MÉXICO, DF, 29 de julio (apro).- La reciente crisis económica golpeó a América Latina pero, su impacto más severo, se dio en México, dando como resultado altos índices de pobreza, por lo que en el país “existen 56 millones” de personas en esa condición, señaló el académico del Instituto de Investigaciones Económicas (IIEc) de la UNAM, Adolfo Sánchez Almanza.

Según el investigador, el actual modelo económico es ineficiente porque, entre otros aspectos, no proporciona opciones a los jóvenes para continuar estudiando y encontrar un empleo; asimismo, hay errores de diseño en las políticas sociales que no han superado su enfoque asistencialista e individualista.

Precisó que aunque algunas perspectivas para el 2010 indican que hay cierta recuperación económica, las personas que cayeron en pobreza se recuperarán más lentamente que el resto de la economía.

El investigador subrayó que el grado de concentración de la riqueza sigue siendo elevado y constituye un freno al desarrollo integral del país.

Por ello, subrayó, es necesario ir hacia políticas de derechos universales y desmercantilizadas.

De acuerdo con estimaciones de la Comisión Económica para América Latina y el Caribe (Cepal), en la región hay 10 millones más de pobres por efecto de la última crisis económica.

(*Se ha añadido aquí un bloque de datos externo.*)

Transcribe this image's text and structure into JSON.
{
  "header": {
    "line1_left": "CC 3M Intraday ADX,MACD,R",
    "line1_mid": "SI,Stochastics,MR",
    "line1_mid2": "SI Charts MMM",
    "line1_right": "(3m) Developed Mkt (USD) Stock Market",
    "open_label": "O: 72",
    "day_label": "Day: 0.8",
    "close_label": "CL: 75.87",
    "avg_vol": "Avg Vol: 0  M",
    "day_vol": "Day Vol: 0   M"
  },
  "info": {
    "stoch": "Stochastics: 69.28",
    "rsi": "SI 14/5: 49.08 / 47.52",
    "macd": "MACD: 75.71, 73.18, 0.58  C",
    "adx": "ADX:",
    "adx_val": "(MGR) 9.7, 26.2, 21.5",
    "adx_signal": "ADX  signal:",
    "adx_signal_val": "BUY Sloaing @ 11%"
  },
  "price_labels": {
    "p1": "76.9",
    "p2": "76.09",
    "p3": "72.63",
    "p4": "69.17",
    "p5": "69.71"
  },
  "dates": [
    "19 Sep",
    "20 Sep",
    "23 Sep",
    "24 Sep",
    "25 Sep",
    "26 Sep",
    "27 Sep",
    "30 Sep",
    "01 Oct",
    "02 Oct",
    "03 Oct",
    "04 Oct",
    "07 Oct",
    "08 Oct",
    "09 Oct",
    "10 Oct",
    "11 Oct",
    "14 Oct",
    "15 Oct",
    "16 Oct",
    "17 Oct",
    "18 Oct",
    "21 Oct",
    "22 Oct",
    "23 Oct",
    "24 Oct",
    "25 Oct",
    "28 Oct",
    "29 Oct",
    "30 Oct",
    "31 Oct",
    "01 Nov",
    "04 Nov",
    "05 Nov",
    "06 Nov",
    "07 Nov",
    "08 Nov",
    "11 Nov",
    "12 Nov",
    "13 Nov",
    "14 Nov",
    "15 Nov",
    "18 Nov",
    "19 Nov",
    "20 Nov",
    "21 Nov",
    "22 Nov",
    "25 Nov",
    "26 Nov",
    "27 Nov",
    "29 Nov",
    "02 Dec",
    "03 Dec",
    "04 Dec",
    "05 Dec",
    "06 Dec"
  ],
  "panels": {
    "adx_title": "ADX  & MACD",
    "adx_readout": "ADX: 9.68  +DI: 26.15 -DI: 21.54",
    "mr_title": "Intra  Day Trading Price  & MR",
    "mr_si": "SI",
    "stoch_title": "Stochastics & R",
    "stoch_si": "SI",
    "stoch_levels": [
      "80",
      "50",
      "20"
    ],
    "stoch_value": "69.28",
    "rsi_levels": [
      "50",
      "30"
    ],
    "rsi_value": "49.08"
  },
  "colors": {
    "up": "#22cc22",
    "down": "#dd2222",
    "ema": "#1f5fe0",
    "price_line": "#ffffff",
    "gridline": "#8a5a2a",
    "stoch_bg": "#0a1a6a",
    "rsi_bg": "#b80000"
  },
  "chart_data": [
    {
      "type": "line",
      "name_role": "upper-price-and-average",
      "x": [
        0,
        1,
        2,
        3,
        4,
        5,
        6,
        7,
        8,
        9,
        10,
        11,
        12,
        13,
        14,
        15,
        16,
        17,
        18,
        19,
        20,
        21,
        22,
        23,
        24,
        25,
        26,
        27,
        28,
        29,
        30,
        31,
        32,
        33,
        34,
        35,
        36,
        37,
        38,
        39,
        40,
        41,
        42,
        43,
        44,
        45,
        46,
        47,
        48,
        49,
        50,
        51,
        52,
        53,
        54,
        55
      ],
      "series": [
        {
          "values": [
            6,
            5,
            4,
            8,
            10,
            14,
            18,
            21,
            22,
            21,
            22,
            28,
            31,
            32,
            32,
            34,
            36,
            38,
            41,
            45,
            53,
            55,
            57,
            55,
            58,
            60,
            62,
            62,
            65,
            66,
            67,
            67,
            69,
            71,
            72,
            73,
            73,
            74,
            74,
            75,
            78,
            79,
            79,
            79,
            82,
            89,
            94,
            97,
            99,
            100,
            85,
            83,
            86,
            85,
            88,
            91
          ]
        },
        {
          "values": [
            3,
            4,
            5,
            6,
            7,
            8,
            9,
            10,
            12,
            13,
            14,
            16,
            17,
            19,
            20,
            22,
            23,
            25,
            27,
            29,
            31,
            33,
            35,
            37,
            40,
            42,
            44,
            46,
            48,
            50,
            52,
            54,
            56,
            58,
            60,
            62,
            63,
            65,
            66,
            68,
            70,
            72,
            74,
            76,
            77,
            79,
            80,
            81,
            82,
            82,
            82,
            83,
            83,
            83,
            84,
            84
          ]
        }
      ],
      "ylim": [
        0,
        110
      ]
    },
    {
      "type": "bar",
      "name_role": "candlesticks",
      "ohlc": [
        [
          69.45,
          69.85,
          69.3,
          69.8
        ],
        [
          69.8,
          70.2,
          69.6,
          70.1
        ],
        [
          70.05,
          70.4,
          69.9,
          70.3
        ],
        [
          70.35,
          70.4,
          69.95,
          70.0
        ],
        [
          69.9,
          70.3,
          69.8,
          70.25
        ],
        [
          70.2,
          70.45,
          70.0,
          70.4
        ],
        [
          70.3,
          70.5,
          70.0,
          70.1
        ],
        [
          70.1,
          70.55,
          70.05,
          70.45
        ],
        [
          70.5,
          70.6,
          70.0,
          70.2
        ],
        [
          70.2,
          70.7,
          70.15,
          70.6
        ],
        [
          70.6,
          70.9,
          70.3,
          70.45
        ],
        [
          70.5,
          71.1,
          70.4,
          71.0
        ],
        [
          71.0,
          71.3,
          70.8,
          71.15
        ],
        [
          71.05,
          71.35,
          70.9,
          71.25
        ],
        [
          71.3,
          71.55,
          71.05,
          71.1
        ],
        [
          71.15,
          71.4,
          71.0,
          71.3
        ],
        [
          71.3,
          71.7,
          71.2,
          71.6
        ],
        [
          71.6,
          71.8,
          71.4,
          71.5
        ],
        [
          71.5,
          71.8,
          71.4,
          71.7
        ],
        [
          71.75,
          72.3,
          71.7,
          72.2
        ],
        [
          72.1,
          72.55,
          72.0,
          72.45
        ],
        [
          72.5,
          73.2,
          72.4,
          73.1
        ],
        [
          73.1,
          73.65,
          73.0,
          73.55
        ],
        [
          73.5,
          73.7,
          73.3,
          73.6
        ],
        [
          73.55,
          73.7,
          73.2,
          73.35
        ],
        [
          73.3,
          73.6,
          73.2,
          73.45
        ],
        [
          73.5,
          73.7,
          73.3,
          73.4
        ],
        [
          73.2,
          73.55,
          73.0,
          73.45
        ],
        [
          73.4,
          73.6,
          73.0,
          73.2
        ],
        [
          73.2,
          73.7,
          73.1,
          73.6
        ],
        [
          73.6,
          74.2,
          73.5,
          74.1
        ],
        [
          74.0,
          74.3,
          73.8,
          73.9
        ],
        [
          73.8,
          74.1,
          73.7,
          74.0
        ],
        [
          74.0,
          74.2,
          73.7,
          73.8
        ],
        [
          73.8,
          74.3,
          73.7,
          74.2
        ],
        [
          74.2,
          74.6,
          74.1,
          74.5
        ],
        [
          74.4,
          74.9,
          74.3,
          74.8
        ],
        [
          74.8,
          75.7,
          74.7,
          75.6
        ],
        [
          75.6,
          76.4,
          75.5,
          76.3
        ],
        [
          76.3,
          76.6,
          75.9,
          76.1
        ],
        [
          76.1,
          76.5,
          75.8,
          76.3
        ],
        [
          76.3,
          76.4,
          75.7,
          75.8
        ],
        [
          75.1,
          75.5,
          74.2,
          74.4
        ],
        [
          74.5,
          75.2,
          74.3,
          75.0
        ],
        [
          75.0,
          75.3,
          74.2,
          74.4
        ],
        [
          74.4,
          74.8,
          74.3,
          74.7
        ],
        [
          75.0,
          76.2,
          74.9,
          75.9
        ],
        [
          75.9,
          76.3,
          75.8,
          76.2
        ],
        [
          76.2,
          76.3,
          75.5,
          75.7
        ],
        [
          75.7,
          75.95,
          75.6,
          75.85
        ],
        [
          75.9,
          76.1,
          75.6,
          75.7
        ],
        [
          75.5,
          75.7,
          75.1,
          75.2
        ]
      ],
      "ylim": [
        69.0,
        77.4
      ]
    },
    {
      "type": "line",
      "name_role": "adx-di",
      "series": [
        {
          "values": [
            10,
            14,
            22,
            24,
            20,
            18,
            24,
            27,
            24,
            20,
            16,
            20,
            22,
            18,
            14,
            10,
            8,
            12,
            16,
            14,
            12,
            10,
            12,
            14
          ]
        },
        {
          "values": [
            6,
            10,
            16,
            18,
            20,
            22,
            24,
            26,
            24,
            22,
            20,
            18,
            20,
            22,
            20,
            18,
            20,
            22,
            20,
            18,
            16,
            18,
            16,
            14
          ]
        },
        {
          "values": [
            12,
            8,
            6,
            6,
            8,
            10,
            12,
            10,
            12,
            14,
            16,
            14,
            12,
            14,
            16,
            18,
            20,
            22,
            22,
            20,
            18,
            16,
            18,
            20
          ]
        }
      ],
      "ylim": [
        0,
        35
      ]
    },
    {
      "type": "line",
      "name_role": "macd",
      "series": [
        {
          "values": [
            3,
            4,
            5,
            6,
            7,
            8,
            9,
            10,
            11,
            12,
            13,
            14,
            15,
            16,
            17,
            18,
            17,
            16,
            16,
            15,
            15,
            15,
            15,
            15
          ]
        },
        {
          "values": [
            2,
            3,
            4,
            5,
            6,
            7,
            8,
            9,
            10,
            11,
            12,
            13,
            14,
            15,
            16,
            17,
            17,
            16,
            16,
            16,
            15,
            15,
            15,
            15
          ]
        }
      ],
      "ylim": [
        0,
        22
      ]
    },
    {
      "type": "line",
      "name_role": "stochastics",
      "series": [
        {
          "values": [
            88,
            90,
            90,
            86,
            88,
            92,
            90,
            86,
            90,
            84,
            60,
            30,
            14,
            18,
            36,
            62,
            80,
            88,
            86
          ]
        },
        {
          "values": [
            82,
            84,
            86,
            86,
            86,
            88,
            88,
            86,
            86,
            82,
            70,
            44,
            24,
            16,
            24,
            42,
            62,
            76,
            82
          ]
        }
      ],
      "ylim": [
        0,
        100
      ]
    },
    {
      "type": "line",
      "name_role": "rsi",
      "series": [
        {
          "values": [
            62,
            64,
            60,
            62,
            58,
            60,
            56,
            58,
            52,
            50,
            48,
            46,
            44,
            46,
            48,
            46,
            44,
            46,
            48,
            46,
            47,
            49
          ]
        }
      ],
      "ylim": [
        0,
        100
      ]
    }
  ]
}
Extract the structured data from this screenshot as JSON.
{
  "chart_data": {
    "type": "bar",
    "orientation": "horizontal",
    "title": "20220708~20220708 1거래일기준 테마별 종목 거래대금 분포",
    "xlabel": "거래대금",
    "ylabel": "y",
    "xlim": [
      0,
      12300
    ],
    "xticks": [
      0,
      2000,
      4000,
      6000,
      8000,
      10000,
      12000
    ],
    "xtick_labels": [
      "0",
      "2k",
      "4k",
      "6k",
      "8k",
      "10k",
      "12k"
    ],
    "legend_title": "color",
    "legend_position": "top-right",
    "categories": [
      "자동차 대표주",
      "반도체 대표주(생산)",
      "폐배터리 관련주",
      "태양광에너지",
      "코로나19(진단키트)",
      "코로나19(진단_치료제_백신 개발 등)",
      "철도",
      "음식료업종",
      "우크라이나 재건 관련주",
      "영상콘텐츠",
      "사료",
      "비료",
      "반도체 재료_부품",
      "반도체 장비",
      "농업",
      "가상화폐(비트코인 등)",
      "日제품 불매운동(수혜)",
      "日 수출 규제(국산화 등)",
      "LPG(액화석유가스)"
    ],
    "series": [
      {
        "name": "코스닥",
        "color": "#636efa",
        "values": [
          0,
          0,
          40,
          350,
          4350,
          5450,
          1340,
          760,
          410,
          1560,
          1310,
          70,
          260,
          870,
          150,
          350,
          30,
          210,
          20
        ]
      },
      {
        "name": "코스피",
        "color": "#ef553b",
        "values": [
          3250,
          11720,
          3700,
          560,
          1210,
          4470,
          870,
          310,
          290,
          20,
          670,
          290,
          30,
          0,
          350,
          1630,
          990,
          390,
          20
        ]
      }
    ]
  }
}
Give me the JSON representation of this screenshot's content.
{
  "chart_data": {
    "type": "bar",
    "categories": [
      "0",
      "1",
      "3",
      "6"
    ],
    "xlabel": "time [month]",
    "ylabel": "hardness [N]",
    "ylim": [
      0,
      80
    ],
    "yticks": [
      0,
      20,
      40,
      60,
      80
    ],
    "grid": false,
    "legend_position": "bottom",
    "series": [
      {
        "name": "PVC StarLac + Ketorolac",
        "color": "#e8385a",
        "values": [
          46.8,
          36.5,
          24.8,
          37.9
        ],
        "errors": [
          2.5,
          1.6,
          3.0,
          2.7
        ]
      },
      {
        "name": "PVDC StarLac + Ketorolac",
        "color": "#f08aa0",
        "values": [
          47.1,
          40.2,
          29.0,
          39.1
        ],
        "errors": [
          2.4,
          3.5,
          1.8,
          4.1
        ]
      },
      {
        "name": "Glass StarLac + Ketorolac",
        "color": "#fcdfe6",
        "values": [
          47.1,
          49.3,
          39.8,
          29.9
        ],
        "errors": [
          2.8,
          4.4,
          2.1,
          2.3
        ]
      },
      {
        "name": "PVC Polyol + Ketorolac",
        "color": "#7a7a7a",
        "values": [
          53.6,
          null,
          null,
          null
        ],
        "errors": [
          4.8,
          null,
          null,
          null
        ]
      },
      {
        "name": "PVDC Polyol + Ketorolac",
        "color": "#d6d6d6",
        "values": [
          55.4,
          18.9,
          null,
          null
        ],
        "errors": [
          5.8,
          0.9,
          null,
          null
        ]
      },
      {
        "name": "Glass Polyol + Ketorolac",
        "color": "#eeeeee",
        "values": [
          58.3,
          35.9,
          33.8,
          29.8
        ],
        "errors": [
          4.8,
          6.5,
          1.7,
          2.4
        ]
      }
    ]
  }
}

Sánchez Almanza dijo que esta inestabilidad ha sido la peor desde la crisis de los años treinta. En la de 1995, el PIB en la nación cayó 6.2%, en tanto que en 2009 disminuyó 7.0%, lo que indica que el actual descenso es más serio, aunque las condiciones del país son diferentes.

Sostuvo que este aumento de la pobreza está vinculado principalmente con el desempleo y la pérdida de ingresos que se agravan coyunturalmente, pero es distinta a la pobreza denominada “de necesidades básicas insatisfechas”, es decir, el nivel de escolaridad, las condiciones de la vivienda, la salud y los servicios, que es más estructural.

Una diferencia es que en 1995 la tasa de inflación era muy alta, de 52%, mientras que en 2009 fue inferior a 5%. Por ello, aunque la crisis fue profunda, el efecto social fue menos grave.

“Lo que perdimos fueron diez años de avance en atención y ataque a la pobreza, es decir, hay una regresión en términos de empleo e ingreso, pues aunque han mejorado aspectos como el nivel de escolaridad o la salud, los avances son insuficientes frente a los grandes objetivos y metas en materia de bienestar social”, apuntó.